Egril Joons had been studying the numbers and symbols, the possible decision-paths that led from Hari Seldon’s day through almost three centuries to the present—and beyond. Now he said, “I do believe this will be the only round.”
“The only round of sacks for Trantor?” Yokim Sarns studied the correlation at which Joons pointed; the equations obligingly grew on the Prime Radiant’s wall so he could see them better. “Yes, it does seem so, if our data from around the planet are accurate. Gilmer has done such an efficient job of destruction that Trantor won’t be worth looting again once this round of civil wars is done. “
“That was the lower probability, too,” Joons said. “Look—there was a better than seventy percent chance of two sacks at least forty years apart, and at least a fifteen percent chance of three or more, perhaps even spaced over a century.”

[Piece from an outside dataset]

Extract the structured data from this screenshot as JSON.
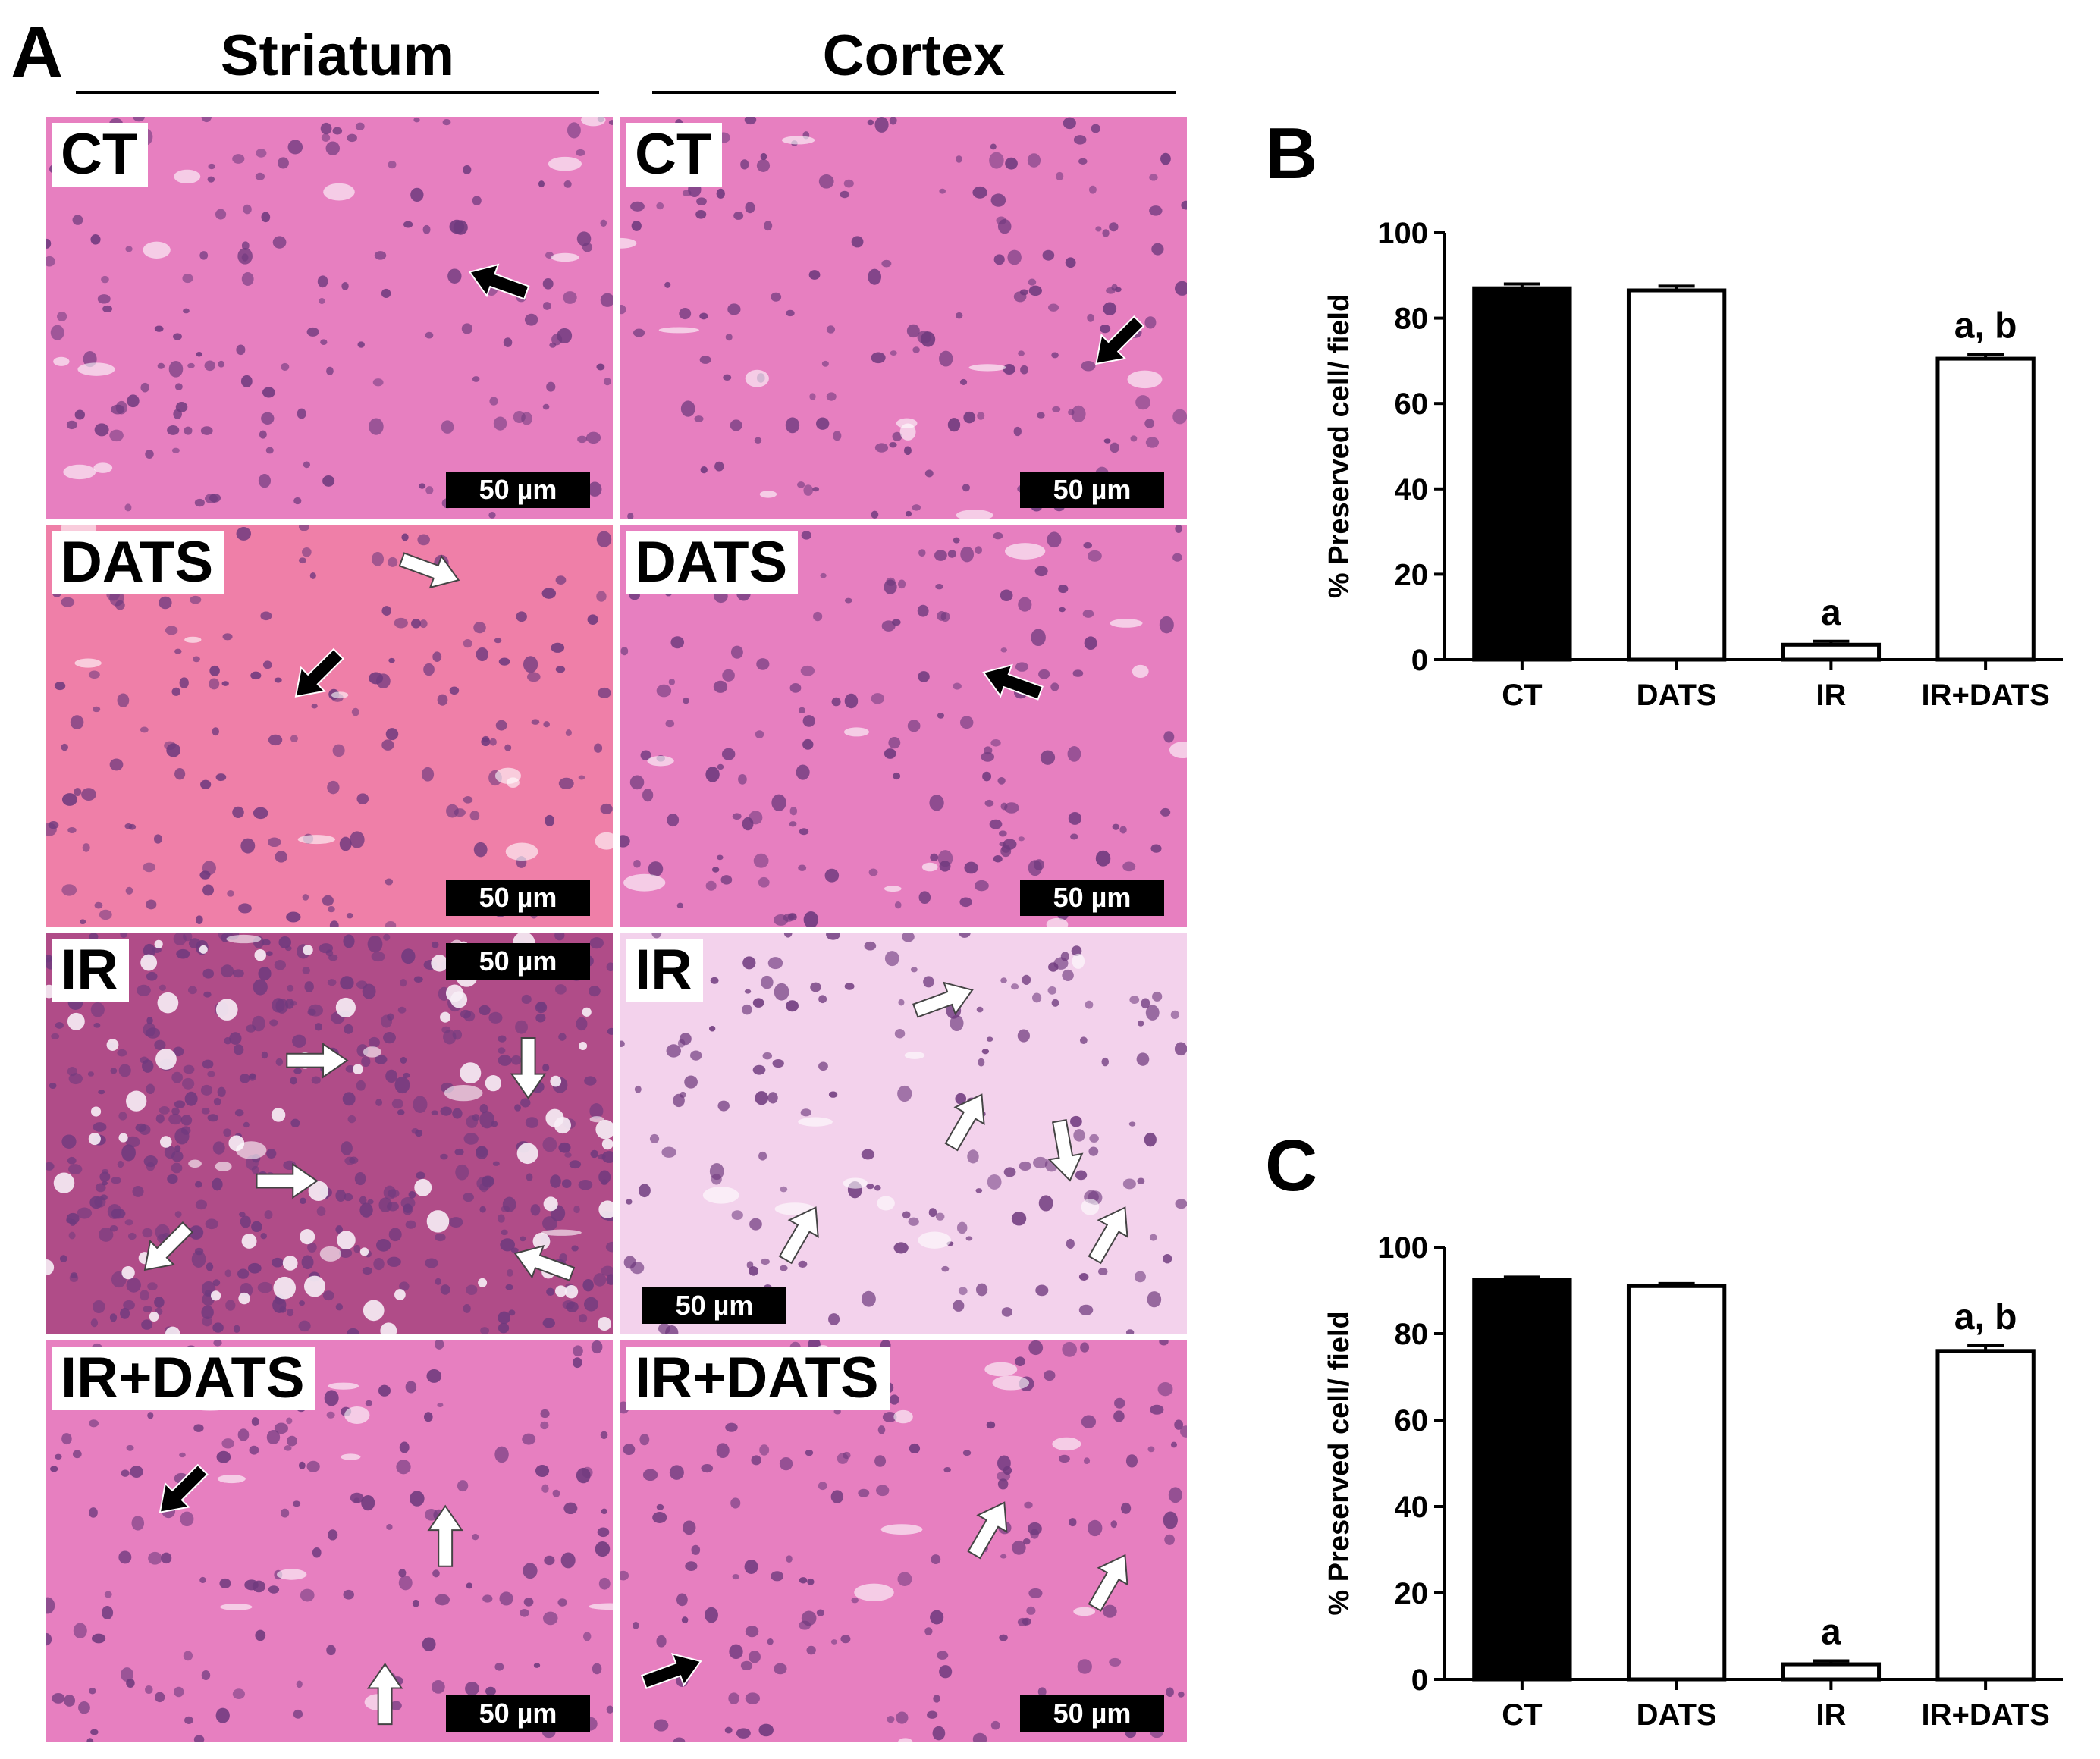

“Our lives and our work will certainly be easier this way,” Maryan Drabel said. “I know we’re well protected, but a stray missile—” She shivered.
“We still risk those for a little while longer,” Sarns said. “Gilmer is so blatantly a usurper that others will try to steal from him what he stole from Dagobert. But the danger of further major damage to Trantor as a whole has declined a great deal, and will grow still smaller as word of the Great Sack spreads. “ He pointed to the figures that supported his conclusion; Maryan Drabel pondered, at length nodded.
“And with Trantor henceforward effectively removed from psychohistoric consideration, so is the Galactic Empire,” Egril Joons said.
“The First Galactic Empire,” Yokim Sarns corrected gently.
“Well, of course.” loons accepted the tiny rebuke with good nature. “Now, though, we’ll be able to work toward the Second Empire without having to worry about concealing everything we do from prying imperial clerks and agents.”
“The Empire was always our greatest danger,” Maryan Drabel said. “We needed to be here at its heart to help protect the First Foundation, but at its heart also meant under its eyes, if it ever came to notice us. In the days before we fully developed the mind-touch, one seriously hostile commissioner of public safety could have wrecked us. “
“The probability was that we wouldn’t get any such, and we didn’t,” Egril loons. said.